Consequently, the Archdiocese sued Siplast (the “Underlying Lawsuit”). In response, Siplast submitted a claim to Employers Mutual Casualty Company (“EMCC”) asserting coverage under commercial general liability policies Siplast had purchased. Those policies required that EMCC “pay those sums that the insured becomes legally obligated to pay as damages because of ... ‘property damage’ to which this insurance applies” and that EMCC “will have the right and duty to defend the insured against any ‘suit’ seeking those damages.” The policies were also subject to a “Your Product/Your Work Exclusion”, which excluded coverage of “property damage to Siplast’s product arising out of it or any part of it or property damage to Siplast’s work arising out of it or any part of it ….” 

EMCC denied coverage, including its duty to defend Siplast in the Underlying Lawsuit.  In response, Siplast filed suit against EMCC, seeking a declaratory judgment that EMCC was obligated to provide a defense to Siplast in the Underlying Lawsuit.

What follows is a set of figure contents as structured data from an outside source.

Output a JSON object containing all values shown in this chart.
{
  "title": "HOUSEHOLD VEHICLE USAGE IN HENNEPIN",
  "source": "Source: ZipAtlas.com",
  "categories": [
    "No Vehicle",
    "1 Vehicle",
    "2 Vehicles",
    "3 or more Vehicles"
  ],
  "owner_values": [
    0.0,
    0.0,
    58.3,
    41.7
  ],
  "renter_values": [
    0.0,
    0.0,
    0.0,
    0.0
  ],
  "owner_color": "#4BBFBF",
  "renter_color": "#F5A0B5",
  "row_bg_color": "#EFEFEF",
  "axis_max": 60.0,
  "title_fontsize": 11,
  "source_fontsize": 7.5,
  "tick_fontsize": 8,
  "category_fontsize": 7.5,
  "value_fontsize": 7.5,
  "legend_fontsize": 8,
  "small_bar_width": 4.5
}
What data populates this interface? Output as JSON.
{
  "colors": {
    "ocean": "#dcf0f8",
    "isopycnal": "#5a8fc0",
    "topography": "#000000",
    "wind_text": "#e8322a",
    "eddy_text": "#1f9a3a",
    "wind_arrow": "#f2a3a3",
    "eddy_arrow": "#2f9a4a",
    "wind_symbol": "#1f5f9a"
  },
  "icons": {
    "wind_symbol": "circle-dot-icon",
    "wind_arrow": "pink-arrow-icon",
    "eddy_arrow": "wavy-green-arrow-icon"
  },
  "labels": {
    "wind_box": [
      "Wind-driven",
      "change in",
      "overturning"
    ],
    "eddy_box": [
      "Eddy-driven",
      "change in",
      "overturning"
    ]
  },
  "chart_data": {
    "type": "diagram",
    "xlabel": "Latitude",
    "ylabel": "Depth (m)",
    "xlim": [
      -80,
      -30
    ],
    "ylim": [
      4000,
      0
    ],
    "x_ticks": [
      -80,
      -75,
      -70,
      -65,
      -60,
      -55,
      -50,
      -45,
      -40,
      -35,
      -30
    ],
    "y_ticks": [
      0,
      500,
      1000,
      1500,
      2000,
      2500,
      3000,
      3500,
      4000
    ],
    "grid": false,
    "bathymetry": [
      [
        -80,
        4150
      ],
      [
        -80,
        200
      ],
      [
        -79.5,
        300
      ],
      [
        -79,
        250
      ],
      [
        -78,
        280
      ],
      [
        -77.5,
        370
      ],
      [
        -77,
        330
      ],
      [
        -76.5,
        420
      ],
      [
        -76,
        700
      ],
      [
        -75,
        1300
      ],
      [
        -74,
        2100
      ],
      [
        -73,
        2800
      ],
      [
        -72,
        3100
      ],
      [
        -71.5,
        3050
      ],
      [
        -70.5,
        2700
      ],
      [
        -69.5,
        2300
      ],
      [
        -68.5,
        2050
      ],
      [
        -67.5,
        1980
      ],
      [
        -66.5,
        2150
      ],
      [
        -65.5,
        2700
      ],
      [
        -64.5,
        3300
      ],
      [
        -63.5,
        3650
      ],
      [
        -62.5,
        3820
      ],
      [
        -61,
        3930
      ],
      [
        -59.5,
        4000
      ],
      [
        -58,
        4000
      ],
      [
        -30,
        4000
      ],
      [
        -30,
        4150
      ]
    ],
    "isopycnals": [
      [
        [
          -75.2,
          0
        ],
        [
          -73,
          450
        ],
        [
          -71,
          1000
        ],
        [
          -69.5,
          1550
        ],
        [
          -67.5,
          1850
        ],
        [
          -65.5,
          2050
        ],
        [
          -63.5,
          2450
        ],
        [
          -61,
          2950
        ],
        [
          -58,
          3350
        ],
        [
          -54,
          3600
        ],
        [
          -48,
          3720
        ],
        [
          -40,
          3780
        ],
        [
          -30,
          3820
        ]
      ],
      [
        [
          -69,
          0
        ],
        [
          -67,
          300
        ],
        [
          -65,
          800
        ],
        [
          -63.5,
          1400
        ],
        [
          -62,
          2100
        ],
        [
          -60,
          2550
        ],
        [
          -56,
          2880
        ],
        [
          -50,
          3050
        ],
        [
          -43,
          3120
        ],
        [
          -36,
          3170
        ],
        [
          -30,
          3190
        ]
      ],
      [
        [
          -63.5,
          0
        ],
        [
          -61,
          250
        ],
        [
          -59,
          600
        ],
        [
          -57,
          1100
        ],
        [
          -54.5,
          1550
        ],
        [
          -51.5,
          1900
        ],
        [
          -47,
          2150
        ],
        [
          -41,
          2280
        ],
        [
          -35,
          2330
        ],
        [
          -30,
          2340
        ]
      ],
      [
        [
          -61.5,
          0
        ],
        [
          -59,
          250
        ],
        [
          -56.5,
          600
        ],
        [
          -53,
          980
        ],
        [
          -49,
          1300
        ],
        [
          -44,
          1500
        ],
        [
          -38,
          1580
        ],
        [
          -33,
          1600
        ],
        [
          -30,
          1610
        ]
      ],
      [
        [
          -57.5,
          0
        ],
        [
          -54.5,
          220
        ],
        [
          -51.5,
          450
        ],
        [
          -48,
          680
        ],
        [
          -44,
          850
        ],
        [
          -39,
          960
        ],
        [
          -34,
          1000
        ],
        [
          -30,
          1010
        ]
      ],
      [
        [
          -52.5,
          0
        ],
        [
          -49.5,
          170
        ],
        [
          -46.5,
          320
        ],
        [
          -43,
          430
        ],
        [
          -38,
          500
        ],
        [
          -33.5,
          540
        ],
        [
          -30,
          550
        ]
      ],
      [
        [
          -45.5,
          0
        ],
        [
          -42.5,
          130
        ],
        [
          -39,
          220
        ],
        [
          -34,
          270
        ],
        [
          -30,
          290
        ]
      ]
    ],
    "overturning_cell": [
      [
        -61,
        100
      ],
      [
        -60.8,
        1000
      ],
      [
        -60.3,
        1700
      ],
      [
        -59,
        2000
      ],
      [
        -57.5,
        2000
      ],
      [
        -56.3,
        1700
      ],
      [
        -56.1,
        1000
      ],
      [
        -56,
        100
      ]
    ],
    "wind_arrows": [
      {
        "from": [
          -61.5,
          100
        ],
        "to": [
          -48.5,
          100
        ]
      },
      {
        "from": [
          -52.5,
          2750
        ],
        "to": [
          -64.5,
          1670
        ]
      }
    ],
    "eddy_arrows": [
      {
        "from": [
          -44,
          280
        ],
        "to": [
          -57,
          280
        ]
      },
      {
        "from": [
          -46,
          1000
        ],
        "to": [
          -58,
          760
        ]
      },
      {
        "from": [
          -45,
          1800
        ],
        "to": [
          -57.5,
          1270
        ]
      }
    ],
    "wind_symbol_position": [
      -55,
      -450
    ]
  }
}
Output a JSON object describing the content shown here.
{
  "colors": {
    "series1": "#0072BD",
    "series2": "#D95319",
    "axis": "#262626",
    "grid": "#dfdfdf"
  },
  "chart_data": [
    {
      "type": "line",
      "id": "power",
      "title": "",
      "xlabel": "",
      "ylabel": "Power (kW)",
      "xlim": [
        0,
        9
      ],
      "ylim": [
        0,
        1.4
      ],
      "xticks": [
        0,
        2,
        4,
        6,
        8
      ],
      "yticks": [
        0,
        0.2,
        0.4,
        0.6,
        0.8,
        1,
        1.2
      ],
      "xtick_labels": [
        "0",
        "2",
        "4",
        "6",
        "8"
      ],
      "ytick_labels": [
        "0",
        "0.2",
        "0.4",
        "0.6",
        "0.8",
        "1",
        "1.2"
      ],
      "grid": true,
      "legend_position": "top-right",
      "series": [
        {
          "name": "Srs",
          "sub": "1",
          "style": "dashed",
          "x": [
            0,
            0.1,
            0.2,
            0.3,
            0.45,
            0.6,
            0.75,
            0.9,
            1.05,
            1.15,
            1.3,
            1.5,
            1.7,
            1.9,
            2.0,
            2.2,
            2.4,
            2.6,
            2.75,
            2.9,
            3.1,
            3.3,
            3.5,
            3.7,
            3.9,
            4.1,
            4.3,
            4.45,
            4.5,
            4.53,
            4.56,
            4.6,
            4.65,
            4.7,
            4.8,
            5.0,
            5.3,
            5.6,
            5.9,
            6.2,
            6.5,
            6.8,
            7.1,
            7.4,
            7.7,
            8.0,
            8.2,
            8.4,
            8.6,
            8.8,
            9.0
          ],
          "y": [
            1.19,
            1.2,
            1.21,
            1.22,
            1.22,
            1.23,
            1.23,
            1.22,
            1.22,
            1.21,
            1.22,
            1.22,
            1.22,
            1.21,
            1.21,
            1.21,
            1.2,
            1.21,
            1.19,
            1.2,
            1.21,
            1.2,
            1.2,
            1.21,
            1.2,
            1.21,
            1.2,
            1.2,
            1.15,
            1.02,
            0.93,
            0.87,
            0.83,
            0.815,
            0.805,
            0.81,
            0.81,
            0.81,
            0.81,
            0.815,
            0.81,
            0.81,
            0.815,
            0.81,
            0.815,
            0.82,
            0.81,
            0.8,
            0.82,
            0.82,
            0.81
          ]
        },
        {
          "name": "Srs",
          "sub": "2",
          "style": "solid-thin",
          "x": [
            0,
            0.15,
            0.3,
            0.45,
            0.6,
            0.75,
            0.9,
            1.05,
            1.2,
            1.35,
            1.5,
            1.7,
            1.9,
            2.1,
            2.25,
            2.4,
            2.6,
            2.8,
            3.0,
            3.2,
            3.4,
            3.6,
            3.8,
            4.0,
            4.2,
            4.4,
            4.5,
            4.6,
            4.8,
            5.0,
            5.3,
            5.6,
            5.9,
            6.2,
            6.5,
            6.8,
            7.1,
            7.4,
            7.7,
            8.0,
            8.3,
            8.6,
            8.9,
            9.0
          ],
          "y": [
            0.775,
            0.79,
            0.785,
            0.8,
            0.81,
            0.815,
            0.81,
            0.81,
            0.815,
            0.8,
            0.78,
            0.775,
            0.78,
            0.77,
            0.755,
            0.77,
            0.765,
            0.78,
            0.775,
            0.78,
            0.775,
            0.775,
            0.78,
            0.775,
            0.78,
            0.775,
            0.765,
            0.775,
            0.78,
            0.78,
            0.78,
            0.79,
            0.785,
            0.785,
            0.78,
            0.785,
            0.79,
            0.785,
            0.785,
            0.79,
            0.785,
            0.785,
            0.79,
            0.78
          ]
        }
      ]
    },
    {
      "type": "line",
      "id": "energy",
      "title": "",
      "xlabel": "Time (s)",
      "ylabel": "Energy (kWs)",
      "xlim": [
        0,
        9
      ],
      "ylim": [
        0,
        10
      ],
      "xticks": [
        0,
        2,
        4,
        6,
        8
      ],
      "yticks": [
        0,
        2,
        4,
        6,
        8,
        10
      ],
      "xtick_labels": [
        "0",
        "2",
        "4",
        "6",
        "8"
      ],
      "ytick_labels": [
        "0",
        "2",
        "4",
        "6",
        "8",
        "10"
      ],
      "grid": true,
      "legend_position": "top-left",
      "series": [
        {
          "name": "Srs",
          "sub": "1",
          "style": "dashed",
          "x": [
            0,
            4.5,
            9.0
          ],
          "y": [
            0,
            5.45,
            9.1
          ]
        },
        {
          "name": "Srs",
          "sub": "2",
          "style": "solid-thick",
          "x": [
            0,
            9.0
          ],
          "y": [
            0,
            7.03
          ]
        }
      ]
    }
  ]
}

Applying Texas law, the Fifth Circuit concluded that the Archdiocese’s complaint alleged damage to property beyond the product and work of Siplast and, therefore, EMCC had a duty to defend based on those allegations. The Court began its analysis by stating the type of factual allegations necessary to trigger a duty to defend: “If the complaint alleges damage to and seeks damages for any property that is not the insured's product or directly subject to the insured's work, then the claim falls outside of a “your product/your work” exclusion and the insurer has a duty to defend. However, if the complaint solely alleges facts and damage to the insured's own products, or solely seeks to recover the costs to repair the insured's work, then it is covered by a “your product/your work” exclusion and the duty to defend remains dormant.” The Court reasoned that Underlying Lawsuit repeatedly pointed to damage to property other than Siplast's roof membrane system. That is, the Underlying Lawsuit alleged that there was “water damage in the ceiling tiles throughout the school after a rainstorm” and that Siplast recommended the Archdiocese “contact a designated Siplast roofing contractor to address the damage and leak.” Additionally, the Underlying Lawsuit alleged that “despite the work performed by Siplast's designated contractor, the School continued to suffer from additional leaks and water damage.”